In the future you will find someone who will be able to withstand that constant pressure and who will love you and take care of you like I did. You were the man I had always dreamed of, the man who I fell in love with when I was barely more than a girl and the man who taught me about life and love and what it meant. I've learnt so many things from you darling and a part of you will always be with me, just like the best of me will forever be with you. We could have lived a lifetime together in a cardboard box and I would have been happy, but socialising with the Greenwich Elite just isn't me but yet, I know I probably seemed to grow into the act after all of these years but the truth is, I never did, I hated every second of the social functions and the pretence that everyone puts on when we are part of that scene. I love you and you love me but you need more than I can give Vince and for that I am truly sorry.
I guess there is not much more left to say except that I'm sorry and I love you so very much. I don't know how I'm am going to live my life without you in it, I guess I will just have to live with a void in my life that no one but you will ever be ale to fill.
This letter probably does not give all the answers to the questions you will be asking yourself and for that I am truly sorry, you deserve better than this but me, being the coward I am just cannot give it.
You won't see me again, I have taken only my clothes and some money that I had saved, I think its better this way, I've left without trace and in time, you will forget about me. I don't want anything from you Vince, no lengthy court battles, I won't fight you for the company, the house, anything, and I don't even want my job. I've hurt you so much and I will never ever forgive myself for it and I don't want to hurt you anymore.
You've been my partner in life and in business for nearly forty years, but now I'm tagging out for good sweetheart, you'll do so much better without me. Be happy sweetheart and remember I will forever love you and no man will ever replace you in my heart, you'll always be my one true love.
You have my heart, my soul and my love for eternity,
Linda xxx
Tears streamed down her face and she put the letter in the envelope, sealed it and wrote his name across it and placed it on the kitchen table so he would see it when he walked in.
She heard a car pull up in the driveway and got up to answer the front door, the taxi driver stood there.
"My suitcases are just through there," she pointed in the direction of the kitchen.
"Yes ma'm," the driver said nodding and walking through to the kitchen.
She watched him make three trips back and forth for the six suitcases that she had managed to fill and he got into the car and waited for her.

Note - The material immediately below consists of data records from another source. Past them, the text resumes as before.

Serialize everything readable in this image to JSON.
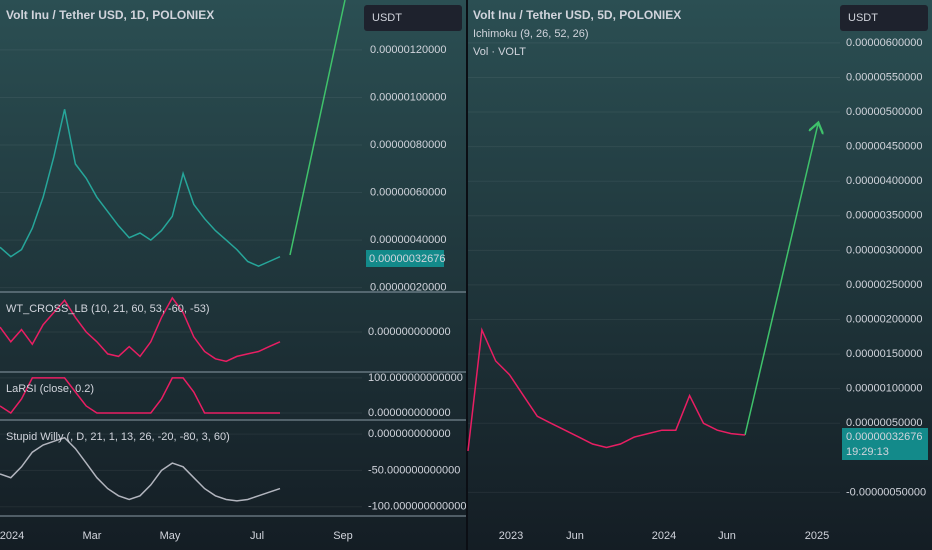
{
  "left_chart": {
    "title": "Volt Inu / Tether USD, 1D, POLONIEX",
    "currency": "USDT",
    "last_price": "0.00000032676",
    "ylim": [
      1.9e-07,
      1.41e-06
    ],
    "yticks": [
      {
        "value": 1.2e-06,
        "label": "0.00000120000"
      },
      {
        "value": 1e-06,
        "label": "0.00000100000"
      },
      {
        "value": 8e-07,
        "label": "0.00000080000"
      },
      {
        "value": 6e-07,
        "label": "0.00000060000"
      },
      {
        "value": 4e-07,
        "label": "0.00000040000"
      },
      {
        "value": 2e-07,
        "label": "0.00000020000"
      }
    ],
    "close": [
      3.7e-07,
      3.3e-07,
      3.6e-07,
      4.5e-07,
      5.8e-07,
      7.5e-07,
      9.5e-07,
      7.2e-07,
      6.6e-07,
      5.8e-07,
      5.2e-07,
      4.6e-07,
      4.1e-07,
      4.3e-07,
      4e-07,
      4.4e-07,
      5e-07,
      6.8e-07,
      5.5e-07,
      4.9e-07,
      4.4e-07,
      4e-07,
      3.6e-07,
      3.1e-07,
      2.9e-07,
      3.1e-07,
      3.3e-07
    ],
    "xticks": [
      "2024",
      "Mar",
      "May",
      "Jul",
      "Sep"
    ],
    "indicators": [
      {
        "name": "WT_CROSS_LB (10, 21, 60, 53, -60, -53)",
        "ylim": [
          -80,
          80
        ],
        "yticks": [
          {
            "value": 0,
            "label": "0.000000000000"
          }
        ],
        "values": [
          10,
          -20,
          5,
          -25,
          15,
          40,
          65,
          30,
          0,
          -20,
          -45,
          -50,
          -30,
          -50,
          -20,
          30,
          70,
          40,
          -10,
          -40,
          -55,
          -60,
          -50,
          -45,
          -40,
          -30,
          -20
        ]
      },
      {
        "name": "LaRSI (close, 0.2)",
        "ylim": [
          -17,
          114
        ],
        "yticks": [
          {
            "value": 100,
            "label": "100.000000000000"
          },
          {
            "value": 0,
            "label": "0.000000000000"
          }
        ],
        "values": [
          20,
          0,
          40,
          100,
          100,
          100,
          100,
          60,
          20,
          0,
          0,
          0,
          0,
          0,
          0,
          40,
          100,
          100,
          60,
          0,
          0,
          0,
          0,
          0,
          0,
          0,
          0
        ]
      },
      {
        "name": "Stupid Willy (, D, 21, 1, 13, 26, -20, -80, 3, 60)",
        "ylim": [
          -110,
          18
        ],
        "yticks": [
          {
            "value": 0,
            "label": "0.000000000000"
          },
          {
            "value": -50,
            "label": "-50.000000000000"
          },
          {
            "value": -100,
            "label": "-100.000000000000"
          }
        ],
        "values": [
          -55,
          -60,
          -45,
          -25,
          -15,
          -10,
          -5,
          -20,
          -40,
          -60,
          -75,
          -85,
          -90,
          -85,
          -70,
          -50,
          -40,
          -45,
          -60,
          -75,
          -85,
          -90,
          -92,
          -90,
          -85,
          -80,
          -75
        ]
      }
    ]
  },
  "right_chart": {
    "title": "Volt Inu / Tether USD, 5D, POLONIEX",
    "ichimoku": "Ichimoku (9, 26, 52, 26)",
    "volume": "Vol · VOLT",
    "currency": "USDT",
    "last_price": "0.00000032676",
    "countdown": "19:29:13",
    "ylim": [
      -8.7e-07,
      6.62e-06
    ],
    "yticks": [
      {
        "value": 6e-06,
        "label": "0.00000600000"
      },
      {
        "value": 5.5e-06,
        "label": "0.00000550000"
      },
      {
        "value": 5e-06,
        "label": "0.00000500000"
      },
      {
        "value": 4.5e-06,
        "label": "0.00000450000"
      },
      {
        "value": 4e-06,
        "label": "0.00000400000"
      },
      {
        "value": 3.5e-06,
        "label": "0.00000350000"
      },
      {
        "value": 3e-06,
        "label": "0.00000300000"
      },
      {
        "value": 2.5e-06,
        "label": "0.00000250000"
      },
      {
        "value": 2e-06,
        "label": "0.00000200000"
      },
      {
        "value": 1.5e-06,
        "label": "0.00000150000"
      },
      {
        "value": 1e-06,
        "label": "0.00000100000"
      },
      {
        "value": 5e-07,
        "label": "0.00000050000"
      },
      {
        "value": -5e-07,
        "label": "-0.00000050000"
      }
    ],
    "close": [
      1e-07,
      1.85e-06,
      1.4e-06,
      1.2e-06,
      9e-07,
      6e-07,
      5e-07,
      4e-07,
      3e-07,
      2e-07,
      1.5e-07,
      2e-07,
      3e-07,
      3.5e-07,
      4e-07,
      4e-07,
      9e-07,
      5e-07,
      4e-07,
      3.5e-07,
      3.3e-07
    ],
    "xticks": [
      "2023",
      "Jun",
      "2024",
      "Jun",
      "2025"
    ]
  }
}
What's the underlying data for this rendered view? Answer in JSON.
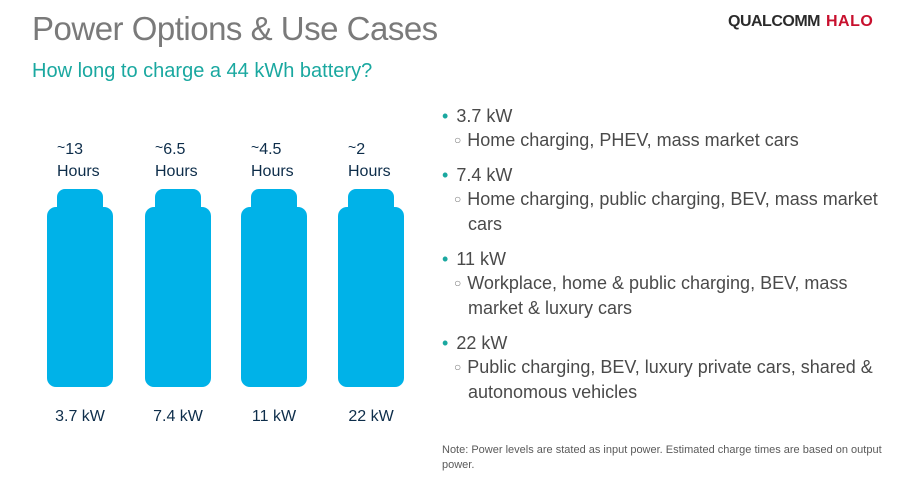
{
  "header": {
    "title": "Power Options & Use Cases",
    "subtitle": "How long to charge a 44 kWh battery?",
    "logo_qualcomm": "QUALCOMM",
    "logo_halo": "HALO"
  },
  "batteries": [
    {
      "tilde": "~",
      "hours": "13",
      "unit": "Hours",
      "kw": "3.7 kW"
    },
    {
      "tilde": "~",
      "hours": "6.5",
      "unit": "Hours",
      "kw": "7.4 kW"
    },
    {
      "tilde": "~",
      "hours": "4.5",
      "unit": "Hours",
      "kw": "11 kW"
    },
    {
      "tilde": "~",
      "hours": "2",
      "unit": "Hours",
      "kw": "22 kW"
    }
  ],
  "bullets": [
    {
      "head": "3.7 kW",
      "sub": "Home charging, PHEV, mass market cars"
    },
    {
      "head": "7.4 kW",
      "sub": "Home charging, public charging, BEV, mass market cars"
    },
    {
      "head": "11 kW",
      "sub": "Workplace, home & public charging, BEV, mass market & luxury cars"
    },
    {
      "head": "22 kW",
      "sub": "Public charging, BEV, luxury private cars, shared & autonomous vehicles"
    }
  ],
  "note": "Note: Power levels are stated as input power.  Estimated charge times are based on output power.",
  "colors": {
    "battery": "#00b2e8",
    "accent": "#1aa8a0",
    "title": "#7a7a7a",
    "brand_red": "#c8102e"
  }
}
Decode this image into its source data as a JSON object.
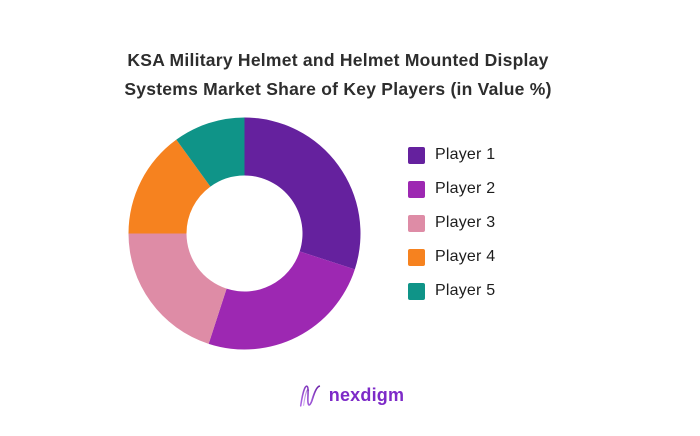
{
  "title": {
    "line1": "KSA Military Helmet and Helmet Mounted Display",
    "line2": "Systems Market Share of Key Players (in Value %)"
  },
  "chart_data": {
    "type": "pie",
    "subtype": "donut",
    "title": "KSA Military Helmet and Helmet Mounted Display Systems Market Share of Key Players (in Value %)",
    "unit": "% of value",
    "start_angle_deg": 0,
    "direction": "clockwise",
    "inner_radius_ratio": 0.5,
    "legend_position": "right",
    "series": [
      {
        "name": "Player 1",
        "value": 30,
        "color": "#65219E"
      },
      {
        "name": "Player 2",
        "value": 25,
        "color": "#9D28B2"
      },
      {
        "name": "Player 3",
        "value": 20,
        "color": "#DE8CA6"
      },
      {
        "name": "Player 4",
        "value": 15,
        "color": "#F6821F"
      },
      {
        "name": "Player 5",
        "value": 10,
        "color": "#0F9488"
      }
    ]
  },
  "logo": {
    "text": "nexdigm",
    "color": "#7D2AC8",
    "gradient_start": "#B06AE8",
    "gradient_end": "#6B21A8"
  }
}
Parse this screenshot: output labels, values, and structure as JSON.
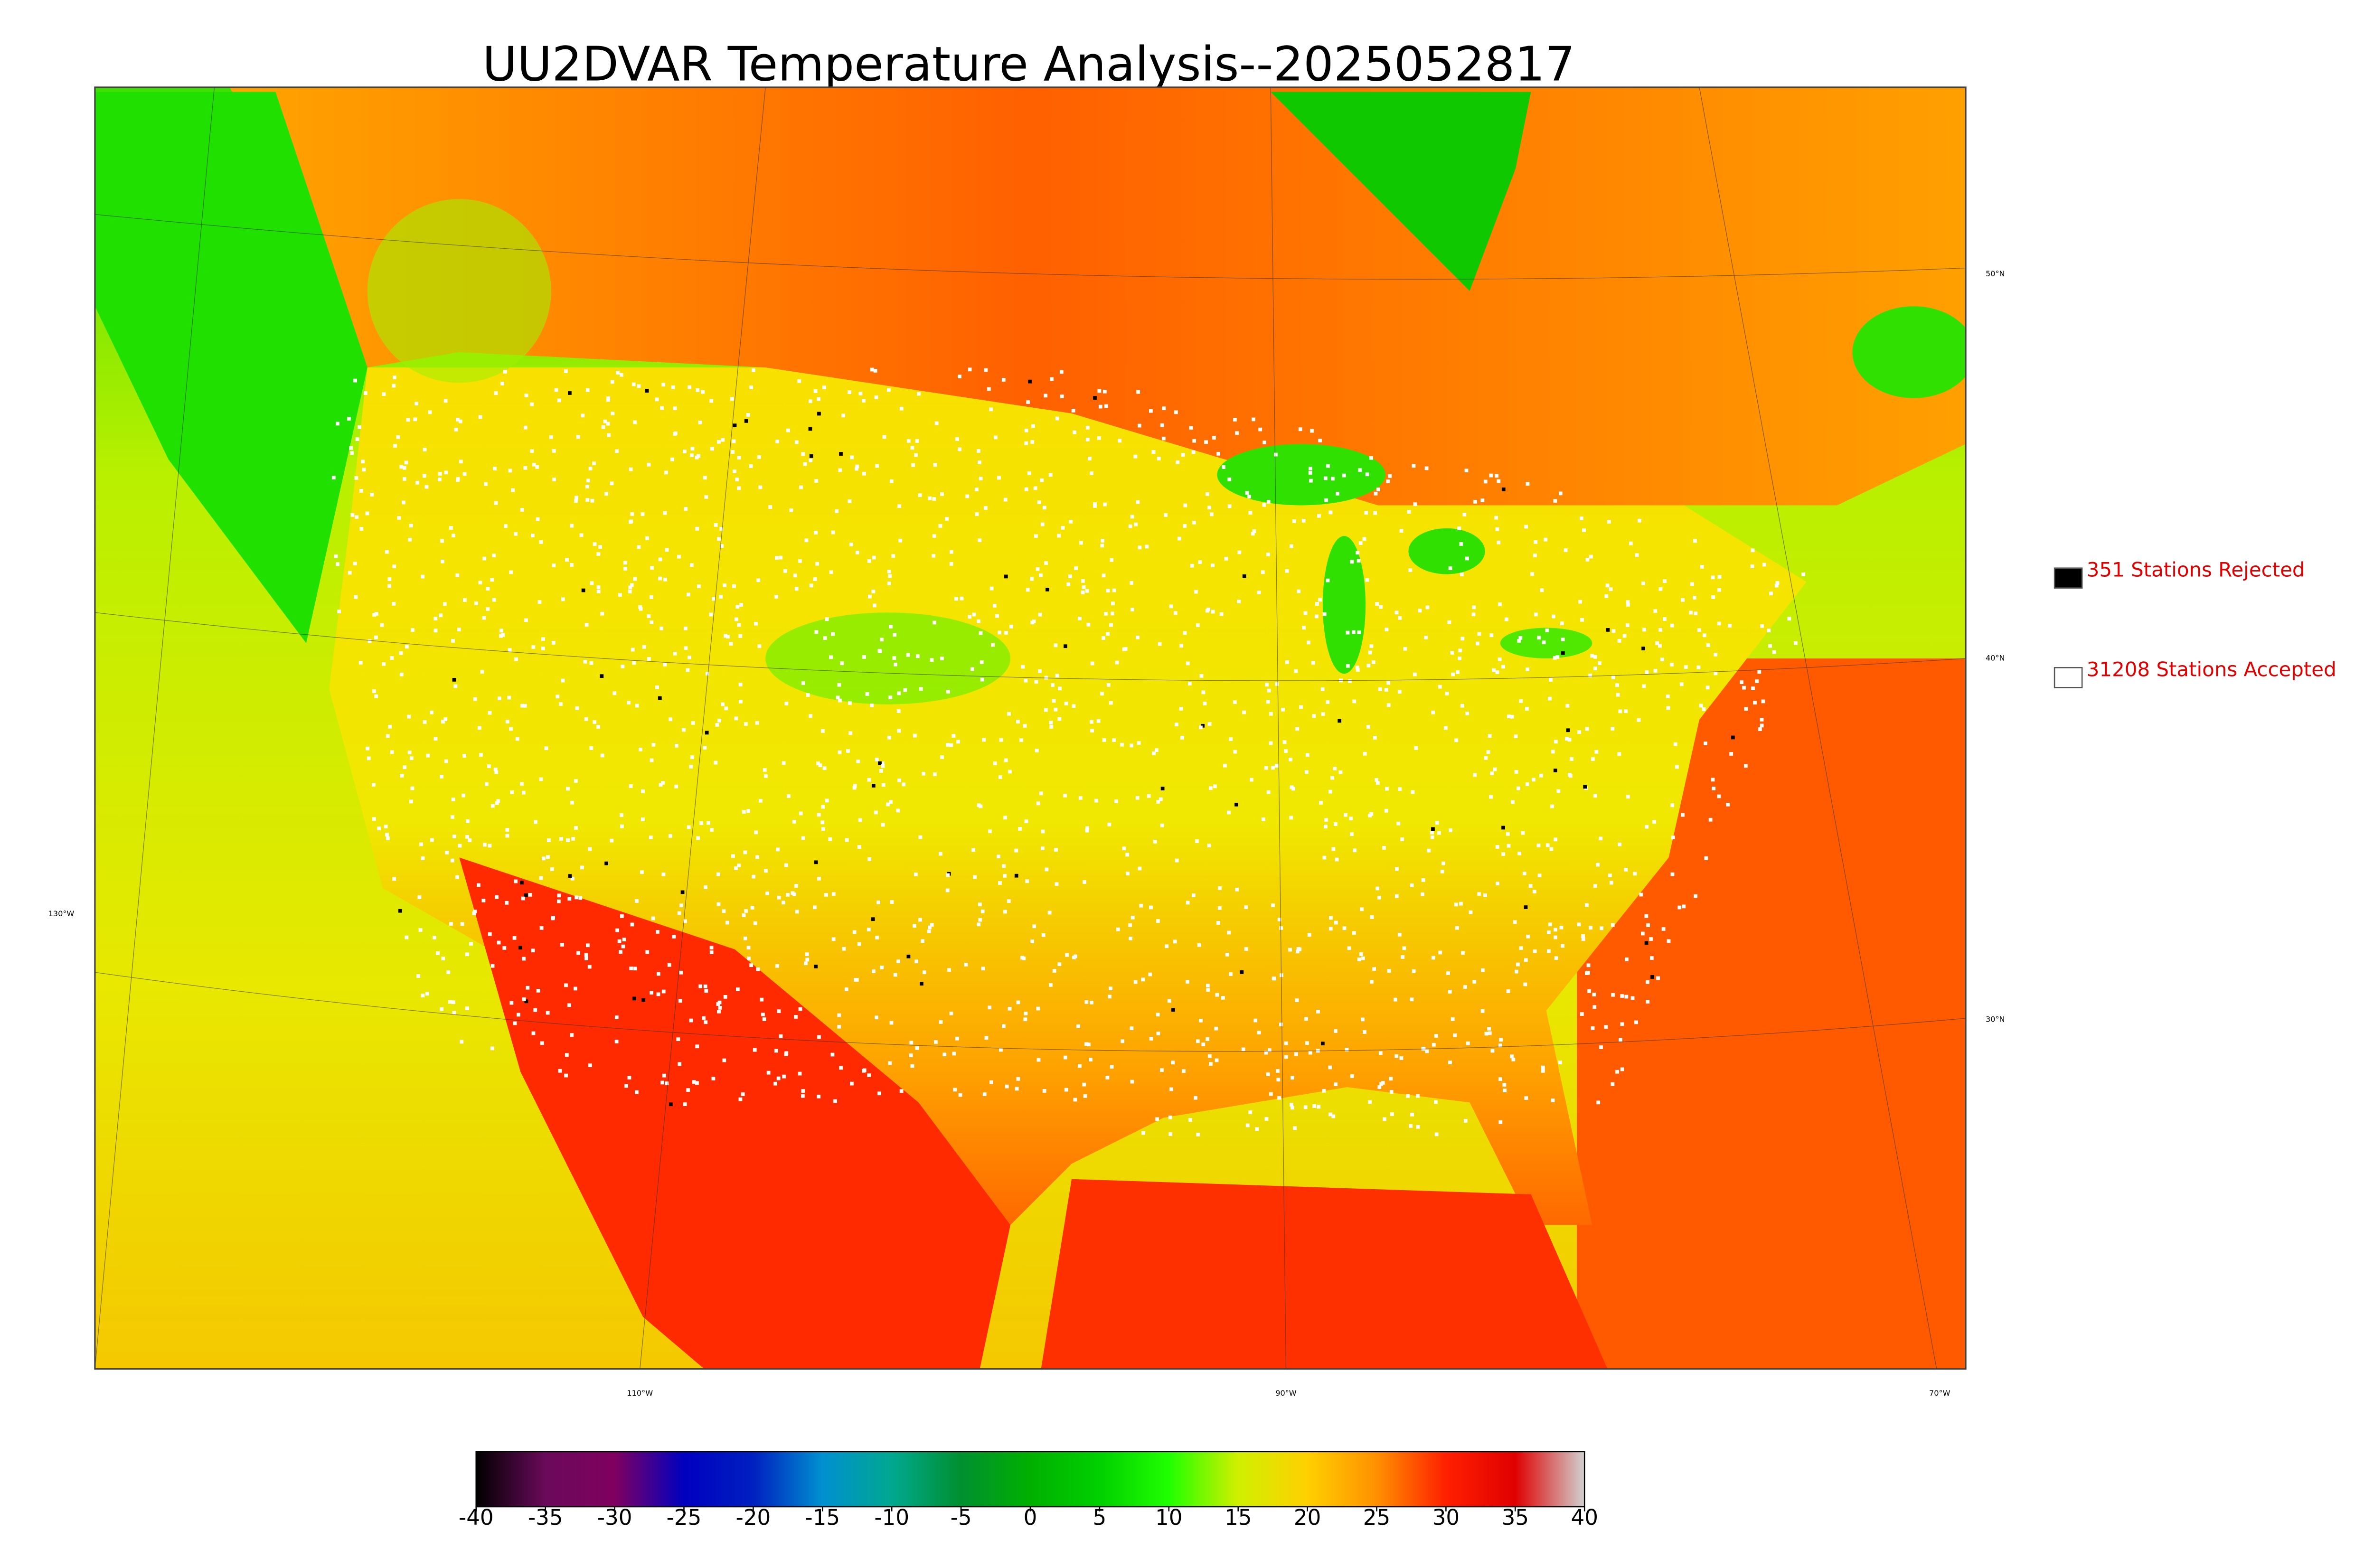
{
  "title": "UU2DVAR Temperature Analysis--2025052817",
  "legend": [
    {
      "label": "351 Stations Rejected",
      "color": "#000000"
    },
    {
      "label": "31208 Stations Accepted",
      "color": "#ffffff"
    }
  ],
  "graticule_labels": {
    "lat": [
      "50°N",
      "40°N",
      "30°N"
    ],
    "lon": [
      "130°W",
      "110°W",
      "90°W",
      "70°W"
    ]
  },
  "colorbar": {
    "lim": [
      -40,
      40
    ],
    "ticks": [
      -40,
      -35,
      -30,
      -25,
      -20,
      -15,
      -10,
      -5,
      0,
      5,
      10,
      15,
      20,
      25,
      30,
      35,
      40
    ],
    "colors": [
      "#000000",
      "#6a0a5a",
      "#800060",
      "#0000c0",
      "#0020c0",
      "#0090d0",
      "#00a890",
      "#009030",
      "#00b000",
      "#00d000",
      "#20ff00",
      "#d0f000",
      "#ffd000",
      "#ff9000",
      "#ff2000",
      "#e00000",
      "#d0d0d0"
    ]
  }
}
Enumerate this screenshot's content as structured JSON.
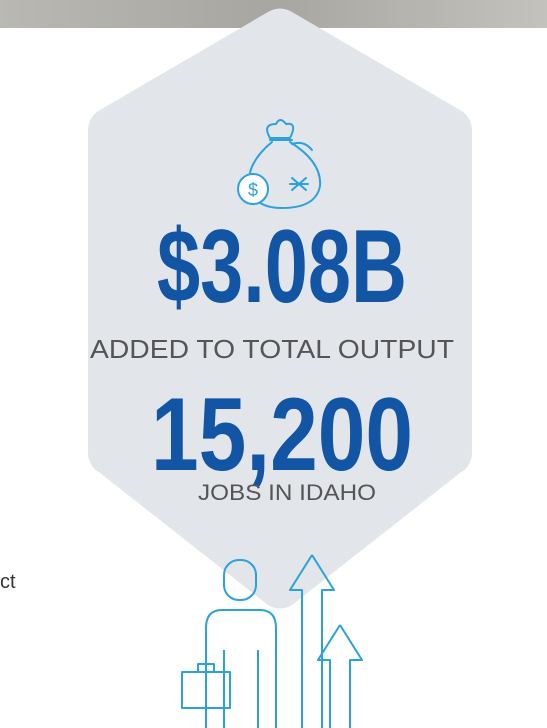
{
  "stats": [
    {
      "value": "$3.08B",
      "label": "ADDED TO TOTAL OUTPUT"
    },
    {
      "value": "15,200",
      "label": "JOBS IN IDAHO"
    }
  ],
  "side_text": "ct"
}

Linda took one last look around the place she had called home for the past twenty plus years. Her eyes settled on an intimate photo on the telephone table of her and Vince and she picked it up. It was a photo that had been taken backstage at WrestleMania XX. They were standing in front of the WrestleMania XX logo, Vince was wearing a black suit and tie and Linda was in a white pantsuit, they had their arms around one another and were laughing, Vince had just told her a joke, she smiled as she remembered it, Vince was always picking the most inappropriate moments to tell jokes, it was one of the things that first made her fall in love with him. They had made a stunning couple both in life and in business for the past forty years but Linda couldn't be that woman any longer, she was leaving her behind.
She had promised herself that she wouldn't take any mementos with her but she couldn't resist just this one, she gently slid it into her handbag, took one last look around and slowly walked out, closing the door on the luxurious house that she and Vince had designed together.
With a gentle click, the door closed on the past forty years of Linda's life, she didn't know where the future was going to take her and at that moment she didn't really care.